Enviada em 18/10/2019

Na Grécia antiga, o ócio era considerado algo essencial para os cidadãos, pois era necessário refletir sobre as questões sociais e a partir disso praticar o exercício da cidadania e do papel político dos civis na sociedade. Nessa perspectiva, no limiar do século XXI, no Brasil, essa questão não é mais vista como algo fundamental para os cidadãos, uma vez que o ócio entre os jovens, que não estudam e nem trabalham, é considerado uma problemática no país.

No âmbito social a desigualdade social pode ser um dos fatores que intensificam o índice de jovens que não estudam e não possuem emprego. Essa questão pode ser associada com o levantamento de dados do Relatório de Desenvolvimento Humano (RDH), o Brasil ocupa a décima posição em ranking mundial referente ao índice de desigualdade no país. Nesse sentido, muitos adolescentes não  possuem acesso ao ensino adequado, pois muitas vezes as instituições de ensino sofrem com uma estrutura defasada e com a falta de professores, propiciando a falta de valorização da educação, uma vez que o próprio país não desenvolve um ensino acadêmico público de qualidade, e isso distancia a juventude brasileira de uma formação se ensino superior, além de intensificar a evasão escolar, dessa forma impulsiona a desqualificação profissional e afeta na empregabilidade desses jovens.
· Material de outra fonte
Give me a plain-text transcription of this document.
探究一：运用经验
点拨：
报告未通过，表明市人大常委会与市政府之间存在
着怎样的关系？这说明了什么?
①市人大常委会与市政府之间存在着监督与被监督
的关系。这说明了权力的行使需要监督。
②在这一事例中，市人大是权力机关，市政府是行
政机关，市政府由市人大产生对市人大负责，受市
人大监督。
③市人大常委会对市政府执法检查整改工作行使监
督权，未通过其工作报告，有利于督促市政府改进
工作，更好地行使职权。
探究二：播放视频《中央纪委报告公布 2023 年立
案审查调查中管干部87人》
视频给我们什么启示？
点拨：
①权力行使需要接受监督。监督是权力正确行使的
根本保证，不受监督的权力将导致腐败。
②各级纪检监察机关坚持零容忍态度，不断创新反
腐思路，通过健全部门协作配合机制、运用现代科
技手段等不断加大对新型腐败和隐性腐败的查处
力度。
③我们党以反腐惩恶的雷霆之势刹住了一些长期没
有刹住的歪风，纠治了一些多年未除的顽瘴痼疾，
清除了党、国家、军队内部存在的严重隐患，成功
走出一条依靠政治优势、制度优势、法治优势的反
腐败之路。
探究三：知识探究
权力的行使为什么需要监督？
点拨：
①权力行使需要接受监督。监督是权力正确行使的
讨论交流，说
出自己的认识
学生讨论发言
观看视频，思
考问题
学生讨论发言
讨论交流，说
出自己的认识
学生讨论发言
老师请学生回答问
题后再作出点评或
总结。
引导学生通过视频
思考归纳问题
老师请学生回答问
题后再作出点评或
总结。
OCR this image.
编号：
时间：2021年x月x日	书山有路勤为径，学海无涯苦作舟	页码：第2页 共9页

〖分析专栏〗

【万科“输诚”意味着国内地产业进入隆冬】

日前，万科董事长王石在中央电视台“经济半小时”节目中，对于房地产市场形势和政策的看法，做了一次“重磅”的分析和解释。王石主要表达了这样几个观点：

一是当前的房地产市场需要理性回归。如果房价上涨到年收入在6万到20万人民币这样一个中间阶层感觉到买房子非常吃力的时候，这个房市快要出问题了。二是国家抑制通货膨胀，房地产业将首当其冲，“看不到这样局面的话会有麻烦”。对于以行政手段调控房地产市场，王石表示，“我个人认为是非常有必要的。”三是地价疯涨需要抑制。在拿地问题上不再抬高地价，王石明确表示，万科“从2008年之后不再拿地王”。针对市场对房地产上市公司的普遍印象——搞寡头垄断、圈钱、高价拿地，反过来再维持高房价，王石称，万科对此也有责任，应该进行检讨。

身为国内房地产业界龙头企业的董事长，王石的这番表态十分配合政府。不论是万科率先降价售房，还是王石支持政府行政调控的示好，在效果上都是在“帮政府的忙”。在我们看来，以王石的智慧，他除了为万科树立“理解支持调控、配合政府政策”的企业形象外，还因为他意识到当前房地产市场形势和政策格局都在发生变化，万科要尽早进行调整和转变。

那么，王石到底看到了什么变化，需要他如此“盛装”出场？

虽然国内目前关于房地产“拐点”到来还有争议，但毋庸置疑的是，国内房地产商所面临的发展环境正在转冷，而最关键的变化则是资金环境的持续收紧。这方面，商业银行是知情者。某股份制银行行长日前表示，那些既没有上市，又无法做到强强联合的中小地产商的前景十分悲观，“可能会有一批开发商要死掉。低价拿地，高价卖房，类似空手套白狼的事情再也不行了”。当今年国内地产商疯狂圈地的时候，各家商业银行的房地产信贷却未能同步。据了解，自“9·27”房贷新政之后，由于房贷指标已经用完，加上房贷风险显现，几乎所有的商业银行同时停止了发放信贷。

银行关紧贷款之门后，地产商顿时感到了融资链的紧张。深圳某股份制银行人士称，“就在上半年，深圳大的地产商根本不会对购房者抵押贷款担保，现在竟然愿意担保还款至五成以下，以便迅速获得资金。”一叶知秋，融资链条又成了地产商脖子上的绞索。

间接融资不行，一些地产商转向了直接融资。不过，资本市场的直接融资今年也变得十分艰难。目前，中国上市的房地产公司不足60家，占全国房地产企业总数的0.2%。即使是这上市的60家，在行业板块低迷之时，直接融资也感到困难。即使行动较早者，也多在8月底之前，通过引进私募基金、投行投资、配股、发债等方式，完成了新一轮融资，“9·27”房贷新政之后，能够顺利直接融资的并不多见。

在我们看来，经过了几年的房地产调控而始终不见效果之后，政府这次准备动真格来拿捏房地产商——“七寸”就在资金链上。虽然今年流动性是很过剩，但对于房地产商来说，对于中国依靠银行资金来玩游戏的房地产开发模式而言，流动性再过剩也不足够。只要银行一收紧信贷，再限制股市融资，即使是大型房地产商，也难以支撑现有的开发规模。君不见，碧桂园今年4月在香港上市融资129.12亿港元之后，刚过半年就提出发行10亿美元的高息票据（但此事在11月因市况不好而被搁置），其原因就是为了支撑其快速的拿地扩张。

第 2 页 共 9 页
Além disso, as diferenças de gênero é um aspecto que deve ser considerado, uma vez que a mulher ainda sofre com o machismo, desigualdades salariais e desvalorização de função. Essa questão pode ser associada a uma das teses da escritora Simone de Beauvoir, em que ela entende que o trabalho diminuiria a distancia entre o homem e a mulher, sendo um paradoxo diante da realidade brasileira, visto que as mulheres, principalmente de baixa renda, compõem em maior quantidade os índices de jovens que não estudam e não trabalham de acordo com a pesquisa realizada pelo Instituto de Pesquisa Econômica Aplicada (Ipea). Desse modo, as jovens brasileiras em muitos casos são obrigadas a desistir dos estudos e se desmotivam em conquistar um emprego por medo.

Portanto, é necessário mitigar o índice de jovens que não estudam e não trabalham no Brasil. Diante de tal impasse, é imprescindível que Estado elabore politicas públicas que versem sobre aplicação de verba nas escolas, com o intuito criar condições adequadas para um ensino qualidade para todos os jovens. Ademais, o Ministério da Educação interfira nas instituições de ensino público do país, através de projetos acadêmicos, com o objetivo de que os professores promovam fóruns de discussões em sala com os alunos, sobre a importância da qualificação acadêmica e profissional no século XXI, e a necessidade de combater as desigualdades de gênero no âmbito profissional priorizando a isonomia entre todos, além dos discentes auxiliarem no foco dos alunos para que não desistam dos objetivos.